Capítulos XII-XIV, en éstos Maquiavelo mantiene el principio de que para conservar un Estado es necesario el mantenimiento de la libertad y autonomía.
Los géneros de tropas:
Las mercenarias: son inútiles y peligrosas. Son soldados a sueldo, que ansían solo su propio poder. El Estado nunca estará seguro con ellas. Lo más peligroso es la desiria.
Las auxiliares: también son inútiles. Son las que se dispone cuando se llama a un poderoso para que con sus tropas venga a ayudarte. No son buenas para quien las llama, pues si se gana, te conviertes en “prisionero” suyo.

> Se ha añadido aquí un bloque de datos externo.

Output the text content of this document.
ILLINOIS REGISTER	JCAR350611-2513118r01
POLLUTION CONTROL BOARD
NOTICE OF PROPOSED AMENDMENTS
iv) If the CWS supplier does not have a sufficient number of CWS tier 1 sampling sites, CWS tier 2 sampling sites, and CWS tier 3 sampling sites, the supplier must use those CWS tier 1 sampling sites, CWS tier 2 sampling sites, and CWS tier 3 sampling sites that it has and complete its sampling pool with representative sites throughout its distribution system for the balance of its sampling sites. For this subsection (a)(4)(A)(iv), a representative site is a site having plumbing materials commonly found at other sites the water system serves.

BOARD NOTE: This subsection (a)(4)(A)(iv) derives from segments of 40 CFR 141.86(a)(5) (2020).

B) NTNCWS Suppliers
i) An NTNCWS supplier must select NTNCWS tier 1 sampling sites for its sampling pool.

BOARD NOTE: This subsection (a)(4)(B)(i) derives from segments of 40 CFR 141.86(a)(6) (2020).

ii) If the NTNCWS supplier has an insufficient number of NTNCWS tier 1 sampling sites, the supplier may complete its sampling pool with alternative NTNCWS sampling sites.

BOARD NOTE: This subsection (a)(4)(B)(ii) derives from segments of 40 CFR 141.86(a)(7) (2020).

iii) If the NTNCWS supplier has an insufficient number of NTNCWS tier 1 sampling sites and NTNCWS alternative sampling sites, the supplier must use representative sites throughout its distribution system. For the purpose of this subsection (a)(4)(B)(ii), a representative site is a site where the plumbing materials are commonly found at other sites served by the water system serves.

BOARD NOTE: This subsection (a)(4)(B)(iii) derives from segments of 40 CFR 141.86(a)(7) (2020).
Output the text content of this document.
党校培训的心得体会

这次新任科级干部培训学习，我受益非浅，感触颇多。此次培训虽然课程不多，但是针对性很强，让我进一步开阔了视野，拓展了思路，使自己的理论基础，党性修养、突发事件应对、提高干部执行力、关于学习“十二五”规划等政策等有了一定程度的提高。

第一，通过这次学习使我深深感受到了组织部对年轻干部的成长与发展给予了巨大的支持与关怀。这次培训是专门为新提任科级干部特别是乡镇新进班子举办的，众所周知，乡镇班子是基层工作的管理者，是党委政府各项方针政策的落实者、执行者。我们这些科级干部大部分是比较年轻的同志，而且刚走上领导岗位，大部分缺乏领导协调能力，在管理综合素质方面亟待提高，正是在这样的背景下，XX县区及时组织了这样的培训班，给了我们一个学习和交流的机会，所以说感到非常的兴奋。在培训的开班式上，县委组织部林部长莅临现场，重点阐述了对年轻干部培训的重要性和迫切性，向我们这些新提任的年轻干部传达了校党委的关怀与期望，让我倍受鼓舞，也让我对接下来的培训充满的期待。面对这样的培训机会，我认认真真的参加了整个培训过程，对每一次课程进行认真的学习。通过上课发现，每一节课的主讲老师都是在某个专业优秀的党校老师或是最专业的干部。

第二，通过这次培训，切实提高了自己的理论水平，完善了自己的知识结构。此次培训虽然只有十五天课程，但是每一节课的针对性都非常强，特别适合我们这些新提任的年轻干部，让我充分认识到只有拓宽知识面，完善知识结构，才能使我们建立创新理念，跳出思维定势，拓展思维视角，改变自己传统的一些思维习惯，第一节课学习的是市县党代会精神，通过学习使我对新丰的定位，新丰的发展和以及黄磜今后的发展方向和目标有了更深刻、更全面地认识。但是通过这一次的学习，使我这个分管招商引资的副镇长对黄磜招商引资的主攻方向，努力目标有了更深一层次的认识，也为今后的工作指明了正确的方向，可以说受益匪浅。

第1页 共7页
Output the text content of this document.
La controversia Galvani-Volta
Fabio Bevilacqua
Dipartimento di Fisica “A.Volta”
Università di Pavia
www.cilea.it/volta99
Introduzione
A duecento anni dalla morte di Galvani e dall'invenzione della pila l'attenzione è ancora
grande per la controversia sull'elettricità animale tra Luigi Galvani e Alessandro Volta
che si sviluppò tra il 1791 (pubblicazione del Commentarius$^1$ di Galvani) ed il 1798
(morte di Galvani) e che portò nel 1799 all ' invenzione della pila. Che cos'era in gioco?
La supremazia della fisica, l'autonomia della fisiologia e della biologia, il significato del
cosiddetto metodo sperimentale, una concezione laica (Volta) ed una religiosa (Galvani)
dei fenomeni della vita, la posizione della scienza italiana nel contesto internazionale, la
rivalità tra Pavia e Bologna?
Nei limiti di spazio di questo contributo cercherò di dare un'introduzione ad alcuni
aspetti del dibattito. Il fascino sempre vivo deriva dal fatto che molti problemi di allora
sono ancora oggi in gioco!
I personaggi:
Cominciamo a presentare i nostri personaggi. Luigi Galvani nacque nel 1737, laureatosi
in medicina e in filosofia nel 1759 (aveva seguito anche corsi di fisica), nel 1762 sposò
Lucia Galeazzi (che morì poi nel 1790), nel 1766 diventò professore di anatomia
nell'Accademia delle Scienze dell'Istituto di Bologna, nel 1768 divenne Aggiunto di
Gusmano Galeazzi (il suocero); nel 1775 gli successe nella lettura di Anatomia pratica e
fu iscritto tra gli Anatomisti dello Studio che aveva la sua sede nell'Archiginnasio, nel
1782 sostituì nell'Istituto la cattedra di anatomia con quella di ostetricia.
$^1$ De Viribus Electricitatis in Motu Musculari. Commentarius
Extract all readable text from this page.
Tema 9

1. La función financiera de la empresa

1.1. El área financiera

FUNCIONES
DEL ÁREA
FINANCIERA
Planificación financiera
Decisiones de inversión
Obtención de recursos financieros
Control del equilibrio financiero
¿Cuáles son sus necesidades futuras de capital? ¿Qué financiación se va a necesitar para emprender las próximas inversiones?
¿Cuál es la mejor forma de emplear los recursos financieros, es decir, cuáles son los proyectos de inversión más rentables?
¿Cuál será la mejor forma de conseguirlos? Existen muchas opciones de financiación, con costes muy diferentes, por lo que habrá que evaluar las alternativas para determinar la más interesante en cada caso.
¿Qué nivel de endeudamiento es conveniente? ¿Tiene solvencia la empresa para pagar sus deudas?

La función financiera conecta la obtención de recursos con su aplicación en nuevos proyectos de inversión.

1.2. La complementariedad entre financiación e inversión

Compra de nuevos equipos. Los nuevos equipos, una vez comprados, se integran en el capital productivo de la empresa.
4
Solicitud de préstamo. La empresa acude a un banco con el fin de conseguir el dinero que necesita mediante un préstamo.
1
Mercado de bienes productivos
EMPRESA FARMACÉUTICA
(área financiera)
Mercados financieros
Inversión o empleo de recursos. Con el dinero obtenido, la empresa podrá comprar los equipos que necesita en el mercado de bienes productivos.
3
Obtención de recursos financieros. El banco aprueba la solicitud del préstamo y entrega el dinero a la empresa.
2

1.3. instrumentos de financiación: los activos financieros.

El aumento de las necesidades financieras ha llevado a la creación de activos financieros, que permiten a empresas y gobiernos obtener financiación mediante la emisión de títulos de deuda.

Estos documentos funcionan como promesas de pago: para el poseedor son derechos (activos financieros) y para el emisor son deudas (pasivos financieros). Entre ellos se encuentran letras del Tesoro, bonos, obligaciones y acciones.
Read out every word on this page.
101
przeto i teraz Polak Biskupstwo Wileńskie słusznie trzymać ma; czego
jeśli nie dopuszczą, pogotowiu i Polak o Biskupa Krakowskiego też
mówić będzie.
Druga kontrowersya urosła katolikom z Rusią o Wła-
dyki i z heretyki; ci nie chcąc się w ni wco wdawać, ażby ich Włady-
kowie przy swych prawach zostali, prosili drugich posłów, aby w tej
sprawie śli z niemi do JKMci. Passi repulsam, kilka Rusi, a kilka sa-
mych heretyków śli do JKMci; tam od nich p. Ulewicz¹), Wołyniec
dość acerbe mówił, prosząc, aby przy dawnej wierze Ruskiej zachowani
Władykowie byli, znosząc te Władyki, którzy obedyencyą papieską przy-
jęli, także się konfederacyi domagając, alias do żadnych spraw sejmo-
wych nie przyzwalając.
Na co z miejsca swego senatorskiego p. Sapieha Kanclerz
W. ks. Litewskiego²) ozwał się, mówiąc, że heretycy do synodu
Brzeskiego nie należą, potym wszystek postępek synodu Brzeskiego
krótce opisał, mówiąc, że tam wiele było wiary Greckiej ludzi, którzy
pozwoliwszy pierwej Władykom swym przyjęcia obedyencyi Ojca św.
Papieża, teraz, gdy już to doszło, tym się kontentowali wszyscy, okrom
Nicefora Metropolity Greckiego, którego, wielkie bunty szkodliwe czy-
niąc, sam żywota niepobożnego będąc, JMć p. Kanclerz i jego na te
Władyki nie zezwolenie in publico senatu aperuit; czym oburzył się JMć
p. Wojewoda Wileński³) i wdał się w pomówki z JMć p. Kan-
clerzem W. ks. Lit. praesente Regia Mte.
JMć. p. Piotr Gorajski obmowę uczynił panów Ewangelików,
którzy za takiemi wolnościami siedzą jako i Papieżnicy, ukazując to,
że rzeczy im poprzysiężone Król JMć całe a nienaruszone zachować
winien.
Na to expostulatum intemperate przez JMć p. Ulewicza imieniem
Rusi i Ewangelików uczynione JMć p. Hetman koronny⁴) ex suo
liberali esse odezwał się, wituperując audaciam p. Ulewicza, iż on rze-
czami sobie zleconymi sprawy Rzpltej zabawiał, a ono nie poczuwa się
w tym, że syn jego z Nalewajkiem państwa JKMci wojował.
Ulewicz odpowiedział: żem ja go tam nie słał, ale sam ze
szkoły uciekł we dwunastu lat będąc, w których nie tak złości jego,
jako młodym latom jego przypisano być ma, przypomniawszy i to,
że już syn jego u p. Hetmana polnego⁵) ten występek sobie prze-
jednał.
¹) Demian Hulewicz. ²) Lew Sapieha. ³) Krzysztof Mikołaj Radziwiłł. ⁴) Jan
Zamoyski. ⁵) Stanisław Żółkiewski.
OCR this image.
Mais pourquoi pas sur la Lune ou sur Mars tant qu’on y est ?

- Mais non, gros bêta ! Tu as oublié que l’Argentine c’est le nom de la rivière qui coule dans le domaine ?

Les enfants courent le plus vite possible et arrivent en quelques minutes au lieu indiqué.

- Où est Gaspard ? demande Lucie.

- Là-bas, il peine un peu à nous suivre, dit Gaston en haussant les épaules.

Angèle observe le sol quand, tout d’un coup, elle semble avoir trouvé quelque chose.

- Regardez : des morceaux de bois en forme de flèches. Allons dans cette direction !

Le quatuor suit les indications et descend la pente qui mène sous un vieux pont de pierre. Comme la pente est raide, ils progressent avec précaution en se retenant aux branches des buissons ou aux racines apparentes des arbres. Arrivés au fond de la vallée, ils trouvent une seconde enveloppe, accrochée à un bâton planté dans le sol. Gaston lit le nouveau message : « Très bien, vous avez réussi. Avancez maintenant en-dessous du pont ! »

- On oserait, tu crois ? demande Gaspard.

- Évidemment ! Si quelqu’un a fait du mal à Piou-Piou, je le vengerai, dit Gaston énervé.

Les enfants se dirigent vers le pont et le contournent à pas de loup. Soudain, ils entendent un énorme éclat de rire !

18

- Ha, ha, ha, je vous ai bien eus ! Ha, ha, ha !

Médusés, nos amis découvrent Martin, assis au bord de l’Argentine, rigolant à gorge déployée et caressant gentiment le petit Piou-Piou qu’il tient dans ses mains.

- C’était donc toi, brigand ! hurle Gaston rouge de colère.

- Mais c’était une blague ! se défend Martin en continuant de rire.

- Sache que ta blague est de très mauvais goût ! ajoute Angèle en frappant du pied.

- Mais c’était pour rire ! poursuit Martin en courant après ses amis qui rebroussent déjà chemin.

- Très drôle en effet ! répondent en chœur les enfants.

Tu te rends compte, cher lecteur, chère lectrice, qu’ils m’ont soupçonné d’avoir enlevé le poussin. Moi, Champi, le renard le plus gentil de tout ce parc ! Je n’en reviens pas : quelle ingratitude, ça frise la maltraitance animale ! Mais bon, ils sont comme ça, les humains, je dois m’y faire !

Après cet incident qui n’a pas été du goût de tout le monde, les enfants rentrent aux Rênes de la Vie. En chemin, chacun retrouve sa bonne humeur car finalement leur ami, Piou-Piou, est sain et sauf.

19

Las propias: son las mejores, pues suelen ser dirigidas por el príncipe, así que cumplen las leyes y no las rebasan. Este es el mejor modo para llevar a cabo acciones que engrandecen el poder del Estado.
Las mixtas: éstas están formadas una parte por mercenarios y otra de tropas propias. Son buenas, pero no tanto como las propias.
CONCLUSIÓN: sin armas propias ningún principado está seguro, sino que se encuentra a merced de la fortuna.
2.2. El príncipe respecto al arte de la guerra
2.2.1. No debe dejar de lado el adiestramiento militar, para ello
2.2.2.1. Debe convertirse en el jefe o capitán de sus tropas.
2.2.2.2. Debe salir de caza para conocer el territorio.
2.2.2.3. Debe leer obras de historiadores
CONCLUSIÓN: nunca debe permanecer ocioso en tiempos de paz, para que cuando la fortuna cambie, lo encuentre preparado para hacerle frente.